In severe cases, your doctor may also prescribe an inhaled steroid to complement your bronchodilator. Steroids can help reduce inflammation in your airways.

Learn more: A list of medications to help relieve your COPD symptoms »

Oxygen therapy

Similar to BiPAP therapy, oxygen therapy often delivers oxygen to your lungs through a face mask. Oxygen may also be administered through tubes resting in your nose or a tube placed in your windpipe.

This oxygen is contained in a portable tank, which you must refill once levels become low. You can use oxygen therapy day or night, whenever is beneficial for you.

Unlike with BiPAP therapy, oxygen therapy only delivers a set level of oxygen. Oxygen from an oxygen tank isn’t customized to your individual needs, there isn’t any pressure applied to your airways, and the machine can’t adapt to your particular breathing patterns.

Surgery

If you have severe symptoms and aren’t responding well to other therapies, your doctor may recommend surgery. This is usually a last resort.

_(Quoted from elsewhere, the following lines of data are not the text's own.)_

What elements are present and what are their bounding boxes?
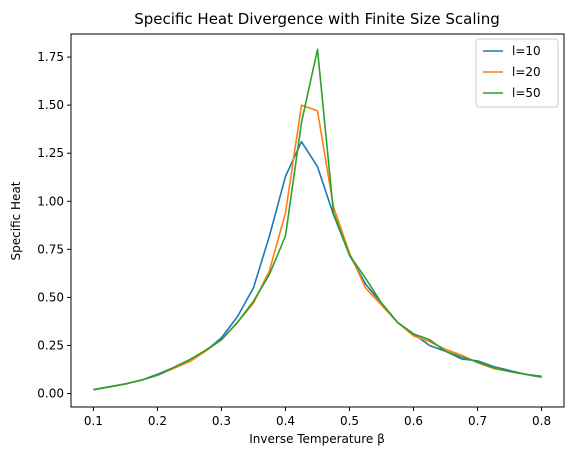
plot-area — [93, 48, 542, 391]
x-tick-label: 0.2 — [148, 414, 167, 428]
legend: l=10 l=20 l=50 — [475, 38, 559, 108]
x-tick-label: 0.7 — [468, 414, 487, 428]
y-tick-label: 1.00 — [37, 194, 64, 208]
legend-label: l=10 — [512, 44, 541, 58]
x-tick-label: 0.6 — [404, 414, 423, 428]
x-axis-label: Inverse Temperature β — [249, 432, 385, 446]
y-tick-label: 1.50 — [37, 98, 64, 112]
x-tick-label: 0.4 — [276, 414, 295, 428]
x-tick-label: 0.8 — [532, 414, 551, 428]
series-line-l50 — [93, 48, 542, 391]
x-tick-label: 0.1 — [84, 414, 103, 428]
x-tick-label: 0.3 — [212, 414, 231, 428]
legend-label: l=20 — [512, 65, 541, 79]
axes: 0.1 0.2 0.3 0.4 0.5 0.6 0.7 0.8 0.00 0.25 0.50 0.75… — [37, 50, 551, 428]
legend-box — [475, 38, 559, 108]
legend-label: l=50 — [512, 86, 541, 100]
y-tick-label: 1.25 — [37, 146, 64, 160]
y-tick-label: 0.00 — [37, 387, 64, 401]
y-axis-label: Specific Heat — [9, 181, 23, 260]
y-tick-label: 0.75 — [37, 242, 64, 256]
plot-frame — [70, 33, 565, 408]
y-tick-label: 0.50 — [37, 290, 64, 304]
y-tick-label: 1.75 — [37, 50, 64, 64]
chart-title: Specific Heat Divergence with Finite Siz… — [134, 10, 499, 28]
x-tick-label: 0.5 — [340, 414, 359, 428]
y-tick-label: 0.25 — [37, 338, 64, 352]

Depending on your individual needs, your doctor may recommend:

  • bullectomy to remove bullae, which form over damaged air sacs, from the lungs
  • lung volume reduction to remove damaged lung tissue
  • lung transplant

Work with your doctor to figure out the best treatment plan for you. Your individual symptoms will help your doctor decide on therapies and make personalized recommendations.

Many people with COPD often find that sleeping is uncomfortable. In these cases, BiPAP could be the way to go. Your doctor may also recommend a combination of medication and oxygen therapies.

When exploring your options, ask your doctor:

  • What is the best therapy for me?
  • Are there any alternatives?
  • Will I need to use this daily, periodically? Is it a temporary or permanent solution?
  • What kinds of lifestyle changes can I make to improve my symptoms?
  • Will insurance or Medicare cover this?

Ultimately, the therapy you choose will depend on the effect that your lung function has on you and what methods will best get the air you need to your lungs.